Many researchers have linked loneliness with cognitive decline. One study found the risk of Alzheimer’s to be more than two times greater for a lonely or isolated person than for someone who does not perceive him or herself to be lonely. Another study, by the Brigham and Women’s Hospital and Harvard Medical School, found that those who perceived themselves as lonely experienced cognitive decline at a twenty percent faster pace. A Dutch study found that over a period of three years, those who expressed feelings of loneliness were at a far greater risk of developing dementia. This study also found that social isolation itself did not contribute to dementia. Only those who felt lonely had such results.
Loneliness has also been proven to drive higher rates of coronary heart disease and high blood pressure. Lonely people are more likely to smoke and be overweight or obese.
As the global population ages, we will see a need for more intensive interventions for loneliness. The health and human costs of the growing prevalence of isolation and loneliness are extraordinary. These healthcare costs are becoming unsustainable. Delaying the onset or preventing chronic illnesses needs to be a public health priority. Policy and strategy must join to form a systematic loneliness intervention action plan.
The fact that lower income countries will house the overwhelming percentage of the population over sixty poses many concerns. Lower income countries will need financial support and advice from other countries to deal with their impending “silver tsunami.” These countries will face great challenges in addressing loneliness. Their interventions may begin with more simple initiatives, such as providing corrective lenses so people can see well enough to get around.
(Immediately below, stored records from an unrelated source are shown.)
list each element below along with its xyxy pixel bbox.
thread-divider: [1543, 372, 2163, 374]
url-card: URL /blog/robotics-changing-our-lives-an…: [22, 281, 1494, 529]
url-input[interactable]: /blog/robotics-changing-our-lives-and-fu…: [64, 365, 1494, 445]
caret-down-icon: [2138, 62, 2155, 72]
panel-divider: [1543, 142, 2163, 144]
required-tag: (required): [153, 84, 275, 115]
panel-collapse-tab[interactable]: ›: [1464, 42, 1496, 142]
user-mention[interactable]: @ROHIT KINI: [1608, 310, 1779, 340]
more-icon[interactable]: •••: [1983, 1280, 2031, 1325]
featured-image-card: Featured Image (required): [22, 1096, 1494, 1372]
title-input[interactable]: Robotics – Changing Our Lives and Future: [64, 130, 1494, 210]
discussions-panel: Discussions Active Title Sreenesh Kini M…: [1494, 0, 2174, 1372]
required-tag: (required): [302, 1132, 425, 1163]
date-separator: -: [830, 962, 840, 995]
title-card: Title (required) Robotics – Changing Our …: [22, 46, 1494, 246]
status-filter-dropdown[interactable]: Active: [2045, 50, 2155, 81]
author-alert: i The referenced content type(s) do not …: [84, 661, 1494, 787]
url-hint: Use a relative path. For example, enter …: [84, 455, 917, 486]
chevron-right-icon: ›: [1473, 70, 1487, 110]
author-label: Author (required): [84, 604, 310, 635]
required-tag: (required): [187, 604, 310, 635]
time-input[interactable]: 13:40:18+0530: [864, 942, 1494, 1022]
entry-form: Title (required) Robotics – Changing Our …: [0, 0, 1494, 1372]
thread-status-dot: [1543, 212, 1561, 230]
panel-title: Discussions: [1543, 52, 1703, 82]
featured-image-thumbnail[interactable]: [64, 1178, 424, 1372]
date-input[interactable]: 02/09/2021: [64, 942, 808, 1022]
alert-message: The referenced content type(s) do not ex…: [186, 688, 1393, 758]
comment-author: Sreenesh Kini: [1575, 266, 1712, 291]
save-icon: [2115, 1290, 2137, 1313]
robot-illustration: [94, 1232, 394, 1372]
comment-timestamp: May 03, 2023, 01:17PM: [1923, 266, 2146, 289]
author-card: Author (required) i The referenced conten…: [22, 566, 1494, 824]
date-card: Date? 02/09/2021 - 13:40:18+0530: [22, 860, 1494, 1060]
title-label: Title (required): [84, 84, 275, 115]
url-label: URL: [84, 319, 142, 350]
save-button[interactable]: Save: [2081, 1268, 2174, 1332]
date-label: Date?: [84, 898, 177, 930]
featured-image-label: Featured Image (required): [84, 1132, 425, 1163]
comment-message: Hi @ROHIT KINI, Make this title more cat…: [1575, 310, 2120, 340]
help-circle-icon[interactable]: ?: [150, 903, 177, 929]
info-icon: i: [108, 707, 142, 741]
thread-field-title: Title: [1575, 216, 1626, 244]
Other small initiatives could include proper shoes and assistive devices like canes and walkers to keep people moving and getting out of the home.
The necessity to address loneliness is inspiring innovative interventions that create inclusion, community connection, age friendly cities and housing, employment and volunteer options, sufficient retirement savings, and civic engagement.
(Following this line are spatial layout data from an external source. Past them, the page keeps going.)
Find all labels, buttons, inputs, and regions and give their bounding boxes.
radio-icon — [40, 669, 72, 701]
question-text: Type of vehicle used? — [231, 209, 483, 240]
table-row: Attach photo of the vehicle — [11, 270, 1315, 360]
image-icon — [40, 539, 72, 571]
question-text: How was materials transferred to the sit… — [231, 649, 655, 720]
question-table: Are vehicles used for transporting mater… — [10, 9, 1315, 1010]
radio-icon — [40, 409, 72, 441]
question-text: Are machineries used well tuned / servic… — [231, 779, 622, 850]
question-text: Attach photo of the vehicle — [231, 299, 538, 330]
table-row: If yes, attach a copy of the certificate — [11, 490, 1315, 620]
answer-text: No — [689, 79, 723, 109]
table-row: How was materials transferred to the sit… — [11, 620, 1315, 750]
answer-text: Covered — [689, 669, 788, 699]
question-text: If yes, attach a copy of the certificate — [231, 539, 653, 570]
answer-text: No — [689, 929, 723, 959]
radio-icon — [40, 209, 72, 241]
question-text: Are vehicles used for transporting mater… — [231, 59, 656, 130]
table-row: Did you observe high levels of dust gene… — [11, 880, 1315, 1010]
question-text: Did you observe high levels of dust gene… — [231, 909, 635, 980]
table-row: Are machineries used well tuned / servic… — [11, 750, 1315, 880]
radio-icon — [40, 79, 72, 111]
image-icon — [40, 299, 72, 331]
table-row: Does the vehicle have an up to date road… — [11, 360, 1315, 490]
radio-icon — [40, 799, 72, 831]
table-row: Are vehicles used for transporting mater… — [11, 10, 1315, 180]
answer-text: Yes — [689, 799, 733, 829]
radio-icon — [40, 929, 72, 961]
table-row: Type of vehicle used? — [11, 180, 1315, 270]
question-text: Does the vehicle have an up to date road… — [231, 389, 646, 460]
Here are a few examples of these innovations:
Technology geared to connect and monitor older adults.
Housing models that support inclusion and connection.
Job settings that are welcoming for older people.
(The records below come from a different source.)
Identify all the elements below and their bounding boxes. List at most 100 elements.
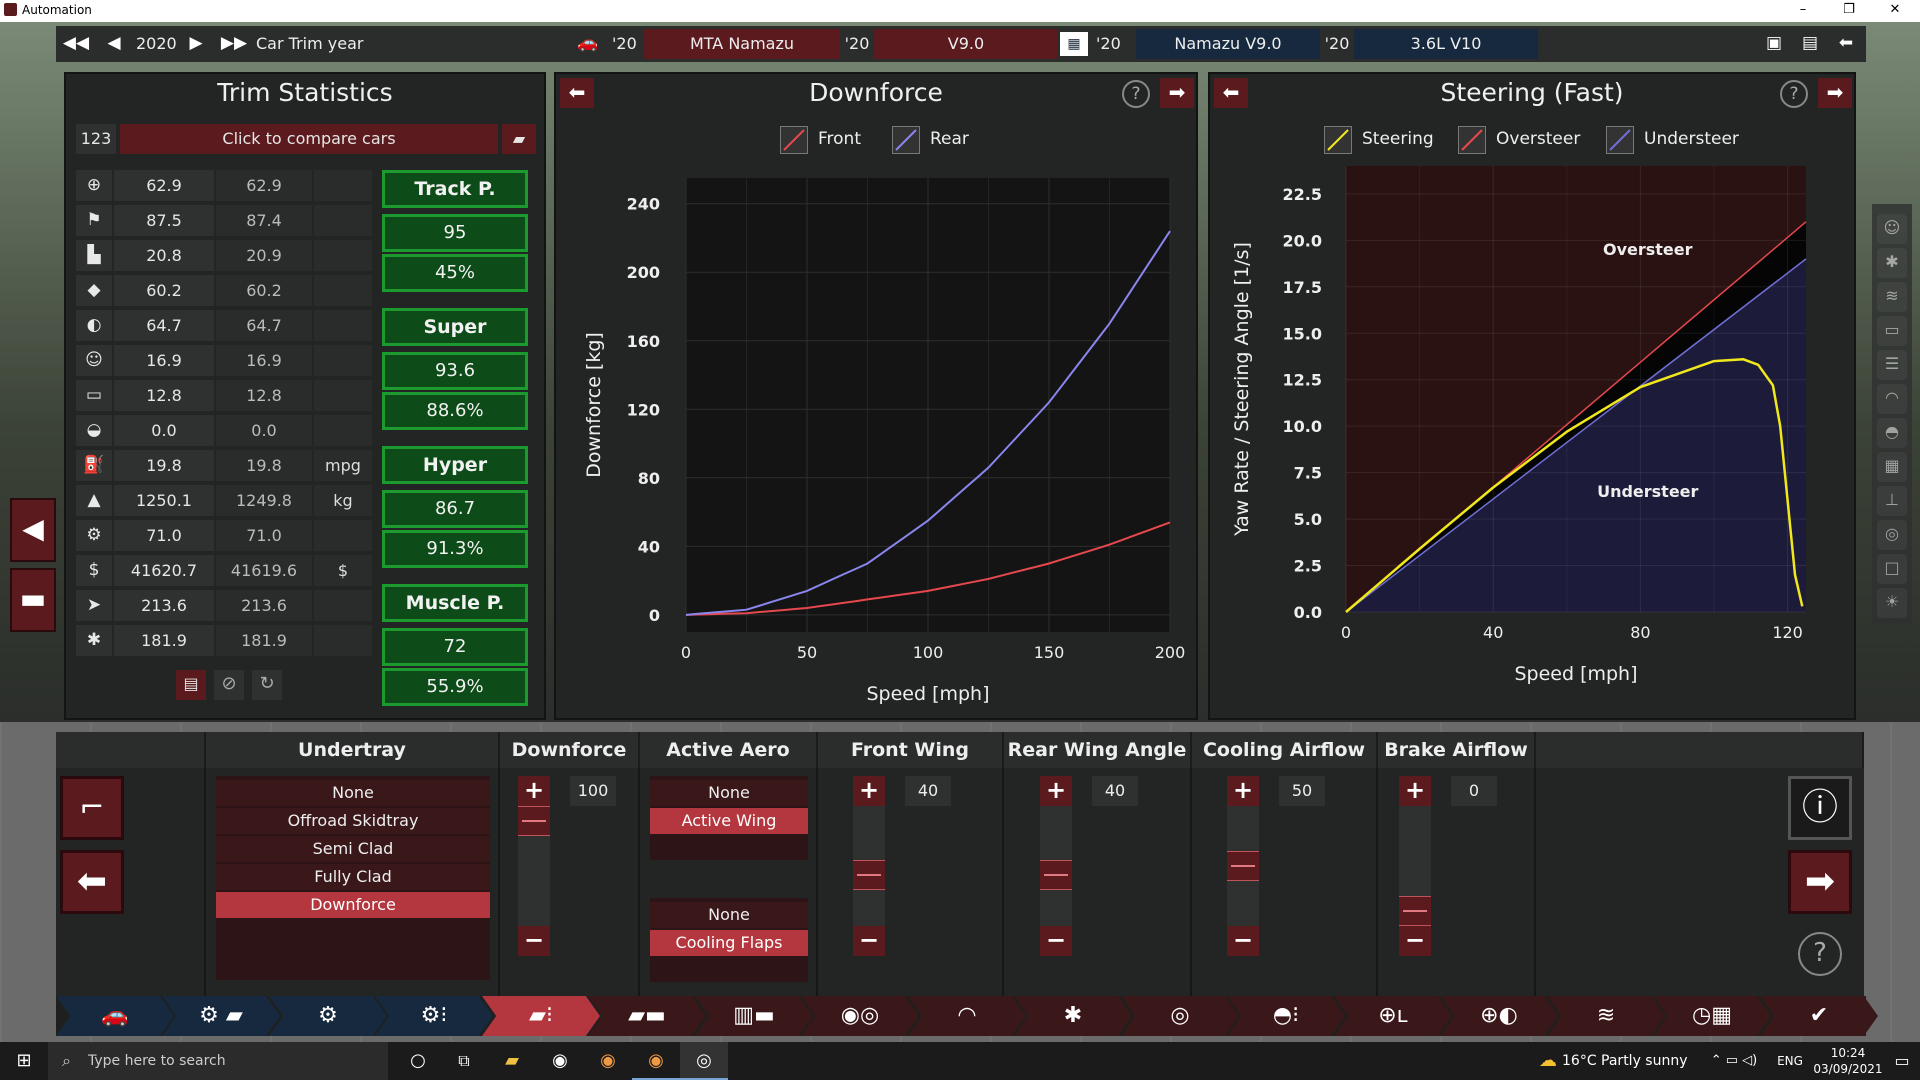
option-item[interactable]: Offroad Skidtray bbox=[216, 808, 490, 834]
help-icon[interactable]: ? bbox=[1798, 932, 1842, 976]
year-back-button[interactable]: ◀ bbox=[96, 28, 132, 60]
option-item[interactable]: None bbox=[216, 780, 490, 806]
engine-tune-stage-icon[interactable]: ⚙⁝ bbox=[375, 996, 493, 1036]
reset-icon[interactable]: ↻ bbox=[252, 670, 282, 700]
decrease-button[interactable]: − bbox=[1227, 926, 1259, 956]
aero-stage-icon[interactable]: ▰⁝ bbox=[482, 996, 600, 1036]
increase-button[interactable]: + bbox=[1399, 776, 1431, 806]
brakes-stage-icon[interactable]: ◎ bbox=[1121, 996, 1239, 1036]
legend-front-swatch[interactable] bbox=[780, 126, 808, 154]
increase-button[interactable]: + bbox=[1040, 776, 1072, 806]
game-launcher-icon[interactable]: ◎ bbox=[680, 1042, 728, 1080]
slider-track[interactable]: +− bbox=[853, 776, 885, 956]
increase-button[interactable]: + bbox=[853, 776, 885, 806]
interior-stage-icon[interactable]: ▥▬ bbox=[695, 996, 813, 1036]
legend-rear-swatch[interactable] bbox=[892, 126, 920, 154]
decrease-button[interactable]: − bbox=[853, 926, 885, 956]
steering-next-button[interactable]: ➡ bbox=[1818, 78, 1852, 108]
engine-icon[interactable]: ▦ bbox=[1060, 32, 1088, 56]
engine-family-field[interactable]: Namazu V9.0 bbox=[1136, 29, 1320, 59]
slider-track[interactable]: +− bbox=[518, 776, 550, 956]
camera-icon[interactable]: ▣ bbox=[1756, 28, 1792, 60]
close-button[interactable]: ✕ bbox=[1872, 0, 1918, 22]
steering-stage-icon[interactable]: ⊕ʟ bbox=[1334, 996, 1452, 1036]
chrome-alt-icon[interactable]: ◉ bbox=[632, 1042, 680, 1080]
grid-icon[interactable]: ▦ bbox=[1877, 452, 1907, 482]
tuning-stage-icon[interactable]: ≋ bbox=[1547, 996, 1665, 1036]
wheels-stage-icon[interactable]: ✱ bbox=[1014, 996, 1132, 1036]
downforce-help-icon[interactable]: ? bbox=[1122, 80, 1150, 108]
notes-icon[interactable]: ▤ bbox=[176, 670, 206, 700]
engine-variant-field[interactable]: 3.6L V10 bbox=[1354, 29, 1538, 59]
calculator-icon[interactable]: ▤ bbox=[1792, 28, 1828, 60]
decrease-button[interactable]: − bbox=[1040, 926, 1072, 956]
slider-thumb[interactable] bbox=[518, 806, 550, 836]
wheel-icon[interactable]: ✱ bbox=[1877, 248, 1907, 278]
slider-track[interactable]: +− bbox=[1227, 776, 1259, 956]
collapse-left-button[interactable]: ◀ bbox=[10, 498, 56, 562]
maximize-button[interactable]: ❐ bbox=[1826, 0, 1872, 22]
cancel-icon[interactable]: ⊘ bbox=[214, 670, 244, 700]
option-item[interactable]: Fully Clad bbox=[216, 864, 490, 890]
aero-body-stage-icon[interactable]: ◓⁝ bbox=[1227, 996, 1345, 1036]
option-item[interactable]: None bbox=[650, 780, 808, 806]
downforce-next-button[interactable]: ➡ bbox=[1160, 78, 1194, 108]
increase-button[interactable]: + bbox=[518, 776, 550, 806]
spring-icon[interactable]: ≋ bbox=[1877, 282, 1907, 312]
next-button[interactable]: ➡ bbox=[1788, 850, 1852, 914]
decrease-button[interactable]: − bbox=[1399, 926, 1431, 956]
drivetrain-stage-icon[interactable]: ◉◎ bbox=[801, 996, 919, 1036]
year-back-fast-button[interactable]: ◀◀ bbox=[58, 28, 94, 60]
compare-folder-icon[interactable]: ▰ bbox=[502, 124, 536, 154]
legend-understeer-swatch[interactable] bbox=[1606, 126, 1634, 154]
safety-stage-icon[interactable]: ⊕◐ bbox=[1440, 996, 1558, 1036]
list-icon[interactable]: ☰ bbox=[1877, 350, 1907, 380]
finish-stage-icon[interactable]: ✔ bbox=[1760, 996, 1878, 1036]
start-icon[interactable]: ⊞ bbox=[0, 1042, 48, 1080]
task-view-icon[interactable]: ⧉ bbox=[440, 1042, 488, 1080]
year-forward-button[interactable]: ▶ bbox=[178, 28, 214, 60]
model-name-field[interactable]: MTA Namazu bbox=[644, 29, 840, 59]
option-item[interactable]: Active Wing bbox=[650, 808, 808, 834]
tray-icons[interactable]: ⌃ ▭ ◁) bbox=[1698, 1042, 1770, 1080]
slider-track[interactable]: +− bbox=[1399, 776, 1431, 956]
exit-arrow-icon[interactable]: ⬅ bbox=[1828, 28, 1864, 60]
automation-app-icon[interactable]: ◉ bbox=[536, 1042, 584, 1080]
category-name[interactable]: Muscle P. bbox=[382, 584, 528, 622]
frame-icon[interactable]: □ bbox=[1877, 554, 1907, 584]
bulb-icon[interactable]: ☀ bbox=[1877, 588, 1907, 618]
car-side-icon[interactable]: ◓ bbox=[1877, 418, 1907, 448]
legend-oversteer-swatch[interactable] bbox=[1458, 126, 1486, 154]
slider-thumb[interactable] bbox=[1227, 851, 1259, 881]
compare-cars-button[interactable]: Click to compare cars bbox=[120, 124, 498, 154]
category-name[interactable]: Track P. bbox=[382, 170, 528, 208]
weather-text[interactable]: 16°C Partly sunny bbox=[1562, 1042, 1698, 1080]
body-stage-icon[interactable]: 🚗 bbox=[56, 996, 174, 1036]
year-forward-fast-button[interactable]: ▶▶ bbox=[216, 28, 252, 60]
minimize-panel-button[interactable]: ▬ bbox=[10, 568, 56, 632]
file-explorer-icon[interactable]: ▰ bbox=[488, 1042, 536, 1080]
fixtures-stage-icon[interactable]: ▰▬ bbox=[588, 996, 706, 1036]
option-item[interactable]: Semi Clad bbox=[216, 836, 490, 862]
tire-icon[interactable]: ◎ bbox=[1877, 520, 1907, 550]
car-icon[interactable]: 🚗 bbox=[570, 28, 606, 60]
chrome-icon[interactable]: ◉ bbox=[584, 1042, 632, 1080]
minimize-button[interactable]: – bbox=[1780, 0, 1826, 22]
aero-icon[interactable]: ◠ bbox=[1877, 384, 1907, 414]
warning-button[interactable]: ⓘ bbox=[1788, 776, 1852, 840]
chassis-icon[interactable]: ▭ bbox=[1877, 316, 1907, 346]
option-item[interactable]: Downforce bbox=[216, 892, 490, 918]
testing-stage-icon[interactable]: ◷▦ bbox=[1653, 996, 1771, 1036]
slider-thumb[interactable] bbox=[1399, 896, 1431, 926]
notifications-icon[interactable]: ▭ bbox=[1884, 1042, 1920, 1080]
search-box[interactable]: ⌕ Type here to search bbox=[48, 1042, 388, 1080]
legend-steering-swatch[interactable] bbox=[1324, 126, 1352, 154]
slider-thumb[interactable] bbox=[853, 860, 885, 890]
option-item[interactable]: Cooling Flaps bbox=[650, 930, 808, 956]
trim-name-field[interactable]: V9.0 bbox=[874, 29, 1058, 59]
suspension-stage-icon[interactable]: ◠ bbox=[908, 996, 1026, 1036]
increase-button[interactable]: + bbox=[1227, 776, 1259, 806]
chassis-stage-icon[interactable]: ⚙ ▰ bbox=[162, 996, 280, 1036]
option-item[interactable]: None bbox=[650, 902, 808, 928]
language-indicator[interactable]: ENG bbox=[1770, 1042, 1810, 1080]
“With Loneliness on the rise, we are predicting a possible loneliness epidemic in the future.” -Timothy B. Smith, Department of Counseling Psychology, Brigham Young University
When considering healthy and active aging, good healthcare, exercise, and nutrition are obvious essentials. Loneliness interventions may not seem essential at first glance, but they are a form of physical, mental, and emotional disease prevention. Loneliness interventions also enable older people to stay in their homes longer, delaying the move to a costly assisted living or skilled nursing facility. The importance of loneliness must be recognized by a variety of sectors. Families and friends can make a great difference. Communities can improve access to intergenerational social opportunities through libraries, Young Men’s Christian Associations (YMCAs), volunteer opportunities, senior centers, churches, and schools. Employers can offer elder friendly job opportunities. Local, state, and federal governments can enact policy that saves health costs and improves quality of life by supporting age friendly communities, lifelong learning opportunities, elder friendly employment, and civic engagement.
The change in longevity has given us all bonus years of sorts. Our involvement in creating environments and opportunities for healthy, happy, productive aging for those over sixty five today will foster policy and practice changes that will benefit us all in our silver years.